The dangerous role Sherpas play in helping climbers conquer Everest.
A new documentary looks at the dangerous, and often overlooked, role Sherpas play in helping wealthy western climbers conquer Everest.
In April 2013, three experienced European climbers almost died on Everest. This wasn’t a case of frostbite, avalanche, falling ice or a lack of oxygen. Instead a group of Sherpas reportedly tried to kill them in a fit of rage.
Ueli Steck, Simone Moro and Jonathan Griffith had been climbing without guides of their own when they overtook a team of Sherpas fixing camp ropes at an altitude of 20,000 feet.
An altercation ensued, prompting Moro to call one of the Sherpas a motherfucker. Then, as the three climbers turned back to camp, a large group of Sherpas approached them and things escalated quickly.
In footage on YouTube, you can see Moro drop to his knees and apologise – but he gets slapped. Stones are thrown at the tent in which Steck is hiding, while Griffith cowers behind a rock.
It makes for an unnerving watch, but it succinctly captures a long-simmering tension that had been building within the Everest climbing industry.
Sherpas have always been integral in aiding western explorers reach the summit of the world’s highest mountain.
On May 29, 1953, when John Hunt’s expedition made the first successful summit, it was Sherpa Tenzing Norgay standing next to Edmund Hillary at the top, the rest of the world beneath them.
“My father was a symbol of hope to millions of Asians,” says Norbu Tenzing, Norgay’s son. “India had just gained independence and he was the first Asian to rise from the ashes, to be world-acclaimed.
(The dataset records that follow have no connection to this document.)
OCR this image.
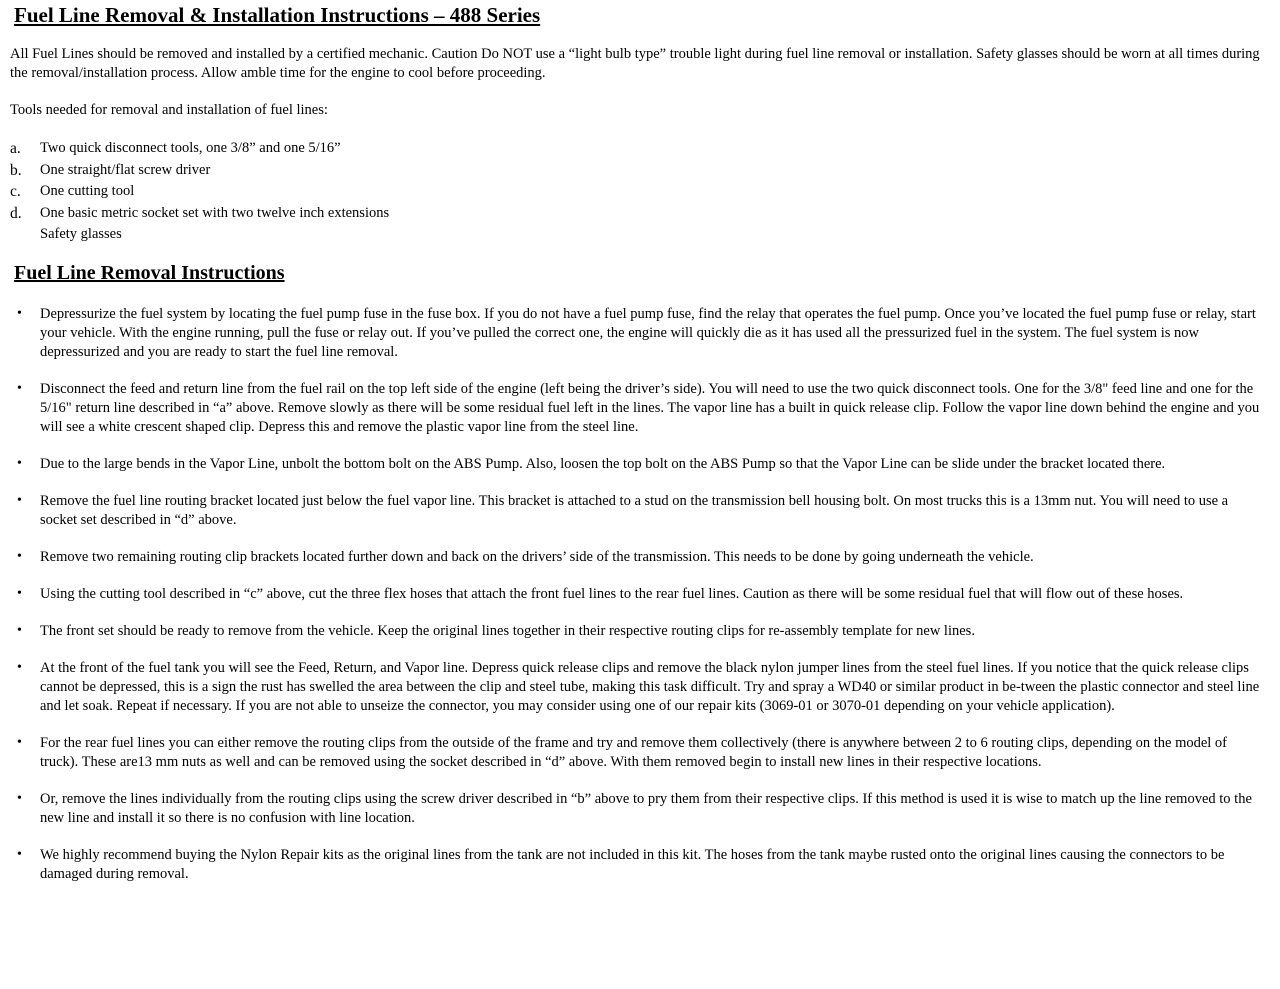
Fuel Line Removal & Installation Instructions – 488 Series

All Fuel Lines should be removed and installed by a certified mechanic. Caution Do NOT use a “light bulb type” trouble light during fuel line removal or installation. Safety glasses should be worn at all times during the removal/installation process. Allow amble time for the engine to cool before proceeding.

Tools needed for removal and installation of fuel lines:

a. Two quick disconnect tools, one 3/8” and one 5/16”
b. One straight/flat screw driver
c. One cutting tool
d. One basic metric socket set with two twelve inch extensions
Safety glasses
Fuel Line Removal Instructions
• Depressurize the fuel system by locating the fuel pump fuse in the fuse box. If you do not have a fuel pump fuse, find the relay that operates the fuel pump. Once you’ve located the fuel pump fuse or relay, start your vehicle. With the engine running, pull the fuse or relay out. If you’ve pulled the correct one, the engine will quickly die as it has used all the pressurized fuel in the system. The fuel system is now depressurized and you are ready to start the fuel line removal.
• Disconnect the feed and return line from the fuel rail on the top left side of the engine (left being the driver’s side). You will need to use the two quick disconnect tools. One for the 3/8" feed line and one for the 5/16" return line described in “a” above. Remove slowly as there will be some residual fuel left in the lines. The vapor line has a built in quick release clip. Follow the vapor line down behind the engine and you will see a white crescent shaped clip. Depress this and remove the plastic vapor line from the steel line.
• Due to the large bends in the Vapor Line, unbolt the bottom bolt on the ABS Pump. Also, loosen the top bolt on the ABS Pump so that the Vapor Line can be slide under the bracket located there.
• Remove the fuel line routing bracket located just below the fuel vapor line. This bracket is attached to a stud on the transmission bell housing bolt. On most trucks this is a 13mm nut. You will need to use a socket set described in “d” above.
• Remove two remaining routing clip brackets located further down and back on the drivers’ side of the transmission. This needs to be done by going underneath the vehicle.
• Using the cutting tool described in “c” above, cut the three flex hoses that attach the front fuel lines to the rear fuel lines. Caution as there will be some residual fuel that will flow out of these hoses.
• The front set should be ready to remove from the vehicle. Keep the original lines together in their respective routing clips for re-assembly template for new lines.
• At the front of the fuel tank you will see the Feed, Return, and Vapor line. Depress quick release clips and remove the black nylon jumper lines from the steel fuel lines. If you notice that the quick release clips cannot be depressed, this is a sign the rust has swelled the area between the clip and steel tube, making this task difficult. Try and spray a WD40 or similar product in be-tween the plastic connector and steel line and let soak. Repeat if necessary. If you are not able to unseize the connector, you may consider using one of our repair kits (3069-01 or 3070-01 depending on your vehicle application).
• For the rear fuel lines you can either remove the routing clips from the outside of the frame and try and remove them collectively (there is anywhere between 2 to 6 routing clips, depending on the model of truck). These are13 mm nuts as well and can be removed using the socket described in “d” above. With them removed begin to install new lines in their respective locations.
• Or, remove the lines individually from the routing clips using the screw driver described in “b” above to pry them from their respective clips. If this method is used it is wise to match up the line removed to the new line and install it so there is no confusion with line location.
• We highly recommend buying the Nylon Repair kits as the original lines from the tank are not included in this kit. The hoses from the tank maybe rusted onto the original lines causing the connectors to be damaged during removal.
He didn’t care much about medals or honours, but he did care about respect, about equity.”
In the aftermath of a triumph that reverberated around the world, Hillary and Hunt were both knighted. But Tenzing Norgay was awarded the George medal, something of a second-tier decoration.
“Here was a wonderful opportunity to bestow that respect on him,” says Norbu, “but he was left standing on the sidelines.”
Since then, little seems to have changed. Depictions of Sherpas in films tend to strike the same note – portraying them as smiling, submissive and silent – while their real-life contributions to expeditions often go overlooked.
Sherpa, a new film by Jennifer Peedom featuring Norbu as narrator, shows the Everest story from the Sherpa’s point of view. It’s steered by what Peedom perceived as a growing disquiet among the community.
“I’d wanted to do a story that just focused on the Sherpas, [to] show what really happens on an Everest expedition,” she says. “So many of these facts are so often hidden.”
Then in April 2014, as Peedom was filming at Base Camp, a large avalanche swept through the Khumbu icefall – the most dangerous section of the climb. (Sherpas typically cross the icefall up to 30 times, whereas climbers cross just twice.)
Sixteen Sherpas were killed that day while carrying fuel and food, tents and toilets for climbers – prompting the Sherpa community to protest, cancelling the Everest climbing season.
Some climbers and tour operators reacted by equating the strike to a terrorist act. But Norbu doesn’t see it that way. He believes the commercial element of Everest climbs can obscure its moral implications
“The working Sherpa has never really had a voice so when the time came to speak up, people thought that it was renegade, that it was revolt,” he says. “But there’s a lot of anger, a lot of sadness. People are confused. It was a whole year’s livelihood they were giving up.
“It was a horrible day for the small Sherpa community, and yet the ones that got picked on were the ones playing Russian roulette: going up and down the icefall 30 times a season for $32 a pop.”
“How willing are [climbers] to risk the lives of others to test their limits?” he says. “They really ought to do the research and not turn a blind eye by saying: ‘These guys are taken care of. I’m providing an income.’”
As a result of the 2014 strike, families of Sherpas have been promised better compensation while the Sherpa themselves have been assured of improved conditions.
But in the wake of the 2015 Nepalese earthquake, which again saw huge loss of life on Everest and a second consecutive climbing season cancelled, it’s unclear if the Nepalese government will fully deliver on that reform.
But part of the battle is being won, Norbu says. Perceptions are beginning to change thanks to the actions of those Sherpas in 2014 – and partly thanks to what Peedom recorded on film.
Sherpa captures the human side to Everest, uncovering a narrative that has long been obscured by the curtain of western achievement.